A literal adaptation of the final book of Marcel Proust's Remembrances of Things Past would be inconceivable and boring, since the tastes and smells which reveal layers of memory cannot be captured onscreen. Raoul Ruiz's Time Regained does the next best thing. Ruiz weaves a fragmented, experimental narrative in the form of a tapestry. There's an uncanny beauty achieved by telling his story in this manner, which reveals thoughts and inactions by using the very limitations of the film medium. He presents us with a series of photographs, or images shot into mirrors or through doorways which open up to the past and present (and cross-cut between the two with relative ease.)
Taking place within the huge estates and manor houses of the cultural elite, with string quartets playing in their studies and tiny cakes neatly arranged on trays in their kitchens, our main character, Marcel (Marcelo Mazzarello) wanders through this world drinking it in. The plot is inconsequential, it is more about observing the crowded rooms and bitten back emotions, the sips of wine and soft handshakes. Every now and then, Marcel is forced to confront his decadent relatives (sneeringly funny John Malkovich and sour Pascal Greggory.)
Ruiz cleverly stages a prologue with the elder Proust (Andre Engel, voiced by filmmaker Patrice Chereau) wasting away in his bedroom, the best years of his life behind him, reciting passages from his book to his servant girl and allowing the objects in the room to trigger thoughts about his family, his would-be lovers (particularly Odette, the woman who haunts him his entire life, played by the elegant Catherine Deneuve) and loved ones, his enemies and his false friends.
Ruiz is a master at keeping his themes and meaning palatable and comprehensible even when shifting from the main character's childhood to middle age, or having the child and adult version of the protagonist onscreen at the same time. It doesn't feel pretentious, since Ruiz clearly has a sincere fondness for this main character. The stand-in for Marcel Proust, Mazzarello, doesn't emote very much as he wanders aimlessly through the elegant locations, but he has deep and friendly eyes and a sad smile half hidden under his moustache.
Marcel finds himself jumping back and forth in these memories, and one starts to wonder how much he has romanticized that past? He may be remarkably similar to the stuffed shirts who surround him, sitting in their circles, smoking cigars and wondering who's who in terms of reputation and their place in the ladder of class structure. Ultimately, those things don't matter, and fade away. In the film's best scene, we see his half mad colleague and former nemesis, Charlus (Malkovich) lead him through the park as they discuss their old friends. "How is this one...? Mort. How is that one? Mort." In the dialogue within this exchange, Proust's philosophy is revealed. Things fade away, and all we have is this small, precious present moment in time - everything else passes into dust.

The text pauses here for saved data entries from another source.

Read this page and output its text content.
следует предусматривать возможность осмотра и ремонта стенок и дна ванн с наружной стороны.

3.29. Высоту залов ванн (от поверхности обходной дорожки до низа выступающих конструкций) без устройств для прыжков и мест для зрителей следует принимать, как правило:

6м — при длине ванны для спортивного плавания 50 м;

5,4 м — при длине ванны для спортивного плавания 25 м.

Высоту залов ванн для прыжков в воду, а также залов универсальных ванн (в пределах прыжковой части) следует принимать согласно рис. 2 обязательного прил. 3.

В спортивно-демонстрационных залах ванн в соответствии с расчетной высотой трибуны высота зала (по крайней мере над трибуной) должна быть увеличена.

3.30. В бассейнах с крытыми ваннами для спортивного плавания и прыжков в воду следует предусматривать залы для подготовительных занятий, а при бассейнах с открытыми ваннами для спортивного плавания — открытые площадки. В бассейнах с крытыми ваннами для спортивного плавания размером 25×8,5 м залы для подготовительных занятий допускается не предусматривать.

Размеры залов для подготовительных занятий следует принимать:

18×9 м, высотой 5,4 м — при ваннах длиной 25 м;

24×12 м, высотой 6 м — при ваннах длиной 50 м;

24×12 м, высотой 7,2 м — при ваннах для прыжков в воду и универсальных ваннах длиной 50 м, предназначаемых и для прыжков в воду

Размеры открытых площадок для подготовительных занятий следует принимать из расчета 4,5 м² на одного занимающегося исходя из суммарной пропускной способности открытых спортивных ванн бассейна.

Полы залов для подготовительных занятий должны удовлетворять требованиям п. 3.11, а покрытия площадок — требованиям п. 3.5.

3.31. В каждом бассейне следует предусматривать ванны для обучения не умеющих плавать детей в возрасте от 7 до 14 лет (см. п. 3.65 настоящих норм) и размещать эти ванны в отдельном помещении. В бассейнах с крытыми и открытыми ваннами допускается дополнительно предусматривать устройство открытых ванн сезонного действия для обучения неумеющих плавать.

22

It's a difficult film to catch hold of, and demands enormous patience and a willingness to allow yourself the ability to drink in this film, as though it were some very rich cake to be savored. It demands to be eaten slowly, and to slowly fill you up. It's not for every occasion, though, or for every audience. Those unwilling to submit to a slow paced, metaphysical project may quickly grow frustrated with this item, but if you allow it to be an interactive experience, you may well consider memories of your own through the process of watching - and that's worth more than any film could offer.